Next to it was a thick envelope, swollen with photographs.
“I found this in the safe Esther kept here,” Thorne said softly. “She had her own combination. I never asked what was inside. I trusted her completely. But after she passed, I knew I had to look. I had to make sure her affairs were in order.”
He pushed the journal toward me. “Open it, Booker. Read the last entries.”
My hands shook as I reached for the book. The leather felt warm, as if she had just been holding it.
I opened it to the ribbon bookmark. The handwriting was hers—neat and looping—but the ink looked shaky, as if she’d been writing in a hurry.
March 12
Mr. Thorne’s portfolio is up twelve percent this quarter. My recommendations on the tech startups paid off.
I stared at the page. Recommendations. My Esther—the woman who clipped coupons for canned corn—was giving investment advice to a billionaire.
I looked up at Thorne. He nodded.
“Esther wasn’t just my housekeeper, Booker. She was my financial compass. She had a gift. She saw patterns in the market no one else saw. Over thirty years, I paid her a commission on every successful trade. She built something for you.”
He slid a bank statement from under the journal and tapped it.
The balance made my breath catch.
Three million, two hundred thousand dollars.
My wife was a millionaire. She had built a fortune in silence, scrubbing floors by day and studying markets by night.
I flipped forward. The tone of the entries changed. The ink became jagged.
January 4
I found another withdrawal. Two thousand. The signature looks like mine, but the loop on the “E” is wrong. It’s Terrence. I know it’s him.
February 10
Five thousand this time. I confronted him. He denied it. He screamed at me. He said I owed him.
At the bottom of the page, she had written a total in tiny, shaking numbers: Fifty thousand dollars.
My son had been bleeding his mother dry while driving a leased luxury car and wearing Italian suits.
She never told me. She carried this burden alone to protect me from the truth about our boy.
My chest burned with shame hotter than grief.
Then I reached the last entry.
Three days before she died
Terrence asked for money again. I told him no. He looked at me with eyes I didn’t recognize. He looked at me like he hated me. I found pills in his jacket pocket today. They look just like my heart medication, but they aren’t. I am scared, Booker. I am scared of our son.
I stopped reading. The room seemed to tilt. I couldn’t breathe.
“Look at the photos, Mr. King,” Vance said quietly.

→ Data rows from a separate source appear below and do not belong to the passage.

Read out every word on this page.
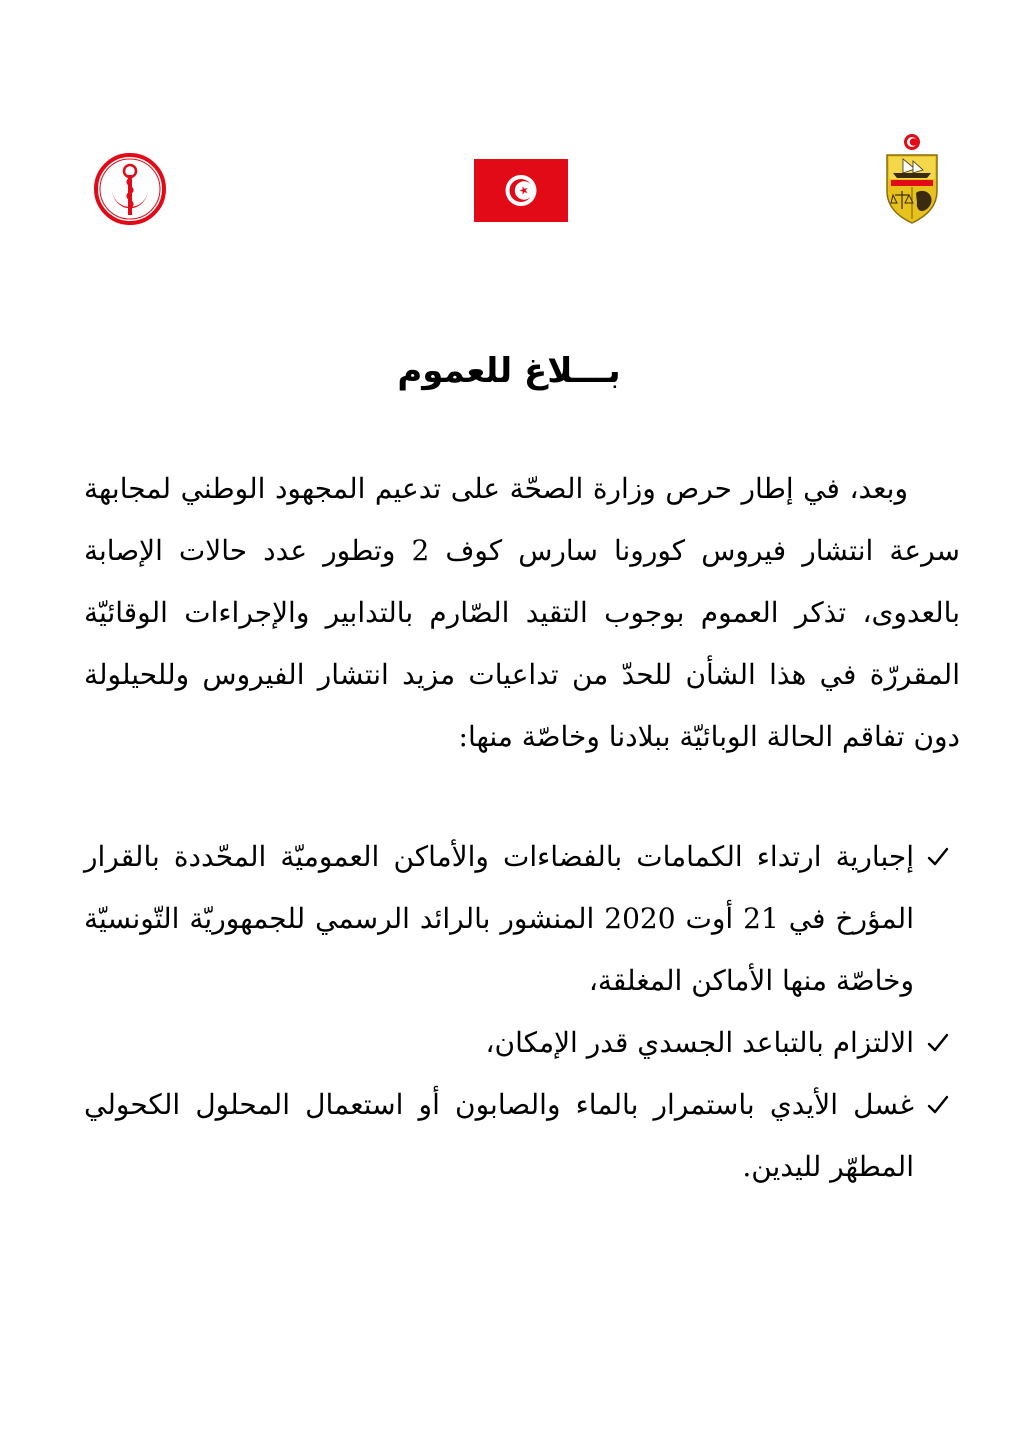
بـــلاغ للعموم

وبعد، في إطار حرص وزارة الصحّة على تدعيم المجهود الوطني لمجابهة سرعة انتشار فيروس كورونا سارس كوف 2 وتطور عدد حالات الإصابة بالعدوى، تذكر العموم بوجوب التقيد الصّارم بالتدابير والإجراءات الوقائيّة المقررّة في هذا الشأن للحدّ من تداعيات مزيد انتشار الفيروس وللحيلولة دون تفاقم الحالة الوبائيّة ببلادنا وخاصّة منها:

إجبارية ارتداء الكمامات بالفضاءات والأماكن العموميّة المحّددة بالقرار المؤرخ في 21 أوت 2020 المنشور بالرائد الرسمي للجمهوريّة التّونسيّة وخاصّة منها الأماكن المغلقة،
الالتزام بالتباعد الجسدي قدر الإمكان،
غسل الأيدي باستمرار بالماء والصابون أو استعمال المحلول الكحولي المطهّر لليدين.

I reached for the envelope and poured the contents onto the desk. Dozens of photos spilled out—grainy, taken with a long-range lens, but the subjects were clear.

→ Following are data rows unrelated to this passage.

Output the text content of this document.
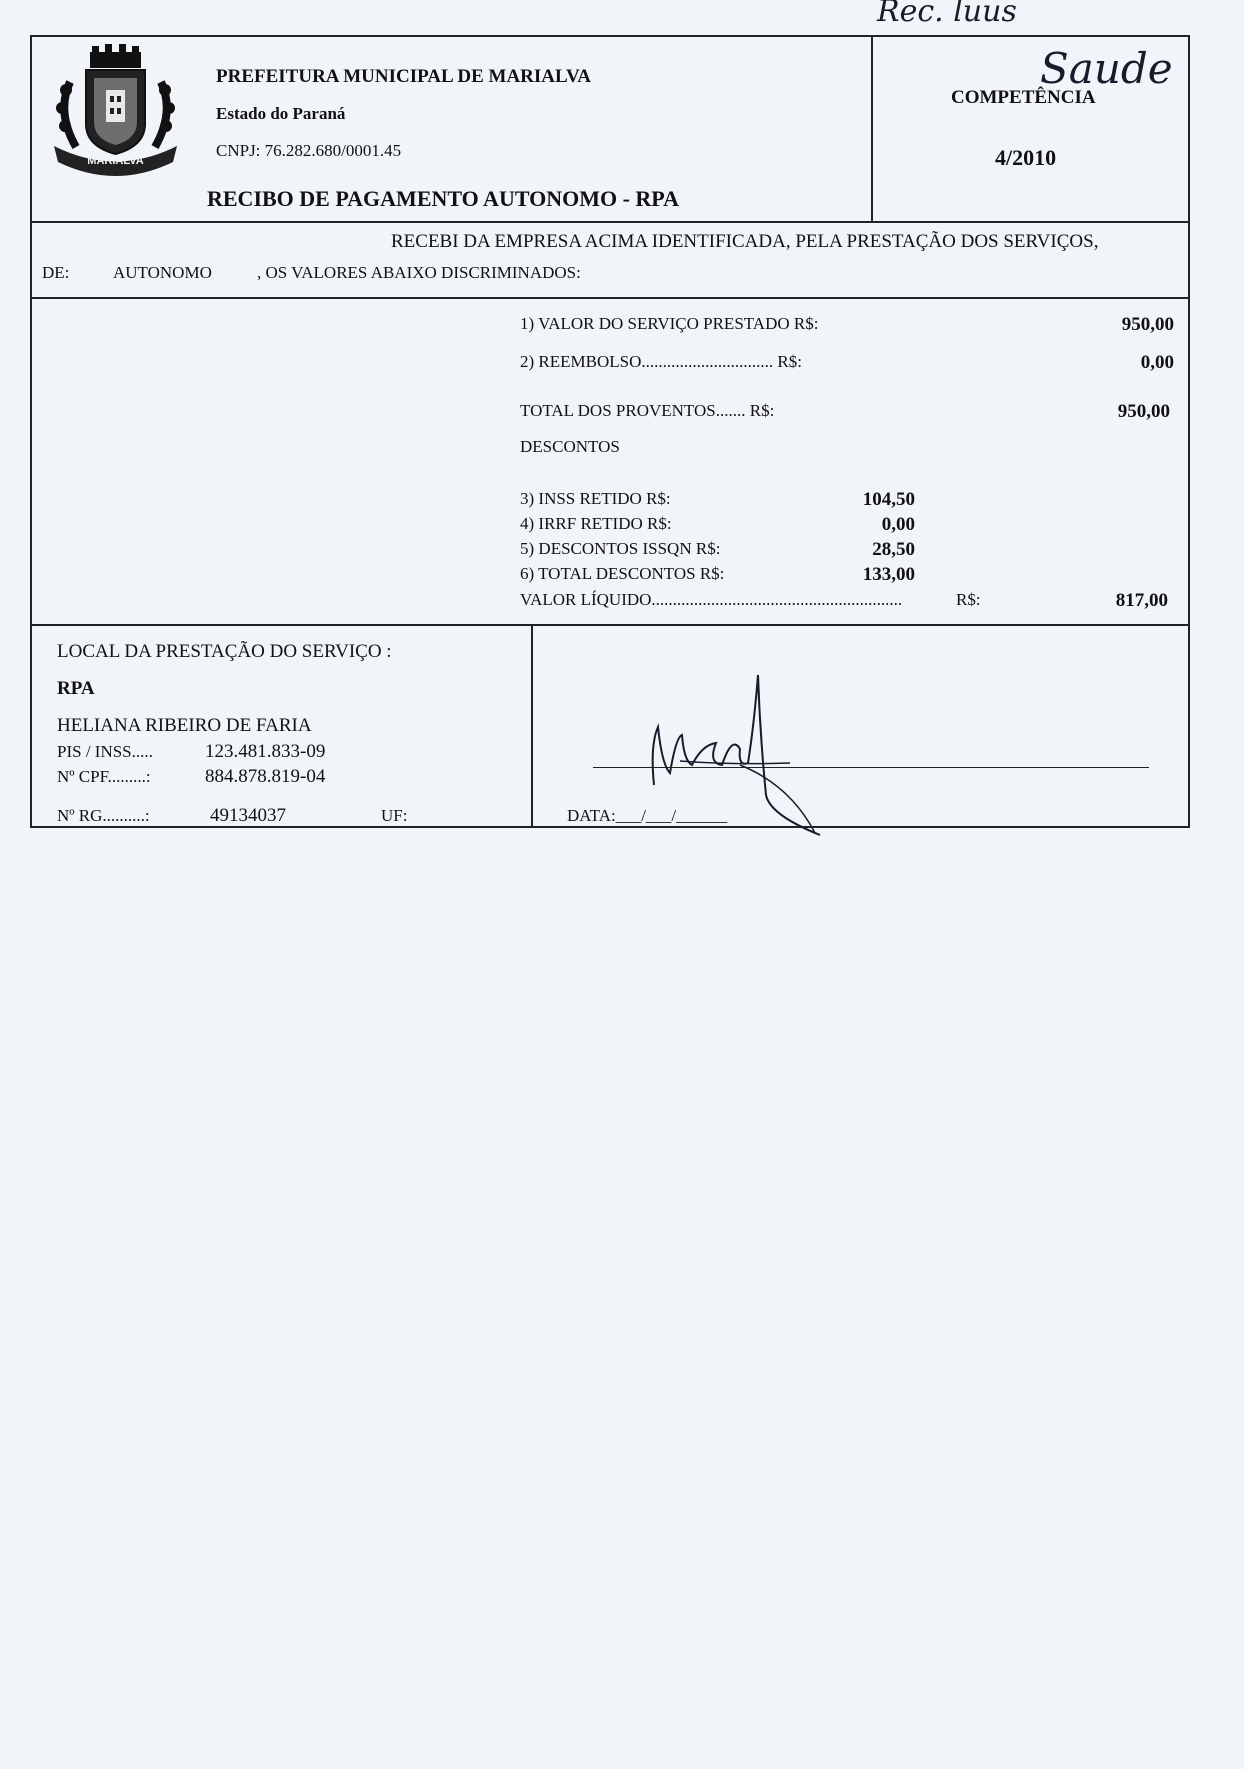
MARIALVA
PREFEITURA MUNICIPAL DE MARIALVA
Estado do Paraná
CNPJ: 76.282.680/0001.45
RECIBO DE PAGAMENTO AUTONOMO - RPA
COMPETÊNCIA
4/2010
Rec. luus
Saude
RECEBI DA EMPRESA ACIMA IDENTIFICADA, PELA PRESTAÇÃO DOS SERVIÇOS,
DE:	AUTONOMO	, OS VALORES ABAIXO DISCRIMINADOS:
1) VALOR DO SERVIÇO PRESTADO R$:	950,00
2) REEMBOLSO............................... R$:	0,00
TOTAL DOS PROVENTOS....... R$:	950,00
DESCONTOS
3) INSS RETIDO R$:	104,50
4) IRRF RETIDO R$:	0,00
5) DESCONTOS ISSQN R$:	28,50
6) TOTAL DESCONTOS R$:	133,00
VALOR LÍQUIDO...........................................................	R$:	817,00
LOCAL DA PRESTAÇÃO DO SERVIÇO :
RPA
HELIANA RIBEIRO DE FARIA
PIS / INSS.....	123.481.833-09
Nº CPF.........:	884.878.819-04
Nº RG..........:	49134037	UF:	DATA:___/___/______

Terrence standing in an alleyway behind a strip mall, talking to a man with tattoos crawling up his neck. Terrence handing over a thick wad of cash.
Another photo—Terrence and Tiffany sitting in a car parked outside a neon-lit sports bar. Tiffany laughing, holding up a bottle of champagne like she’d won the lottery.
But the last photo felt like a physical blow to my chest.
Taken through our kitchen window, the timestamp read 2:14 a.m., three nights before Esther died.
In the picture, Terrence stood at the kitchen counter where Esther kept her daily pill organizer. In his hands he held two orange prescription bottles. One was Esther’s heart medication. The other was unlabeled.
He was pouring pills from one bottle into the other.
He was smiling.
I stared at the image. My son. My flesh and blood. The boy I had carried on my shoulders. The boy I had taught to tie his shoes.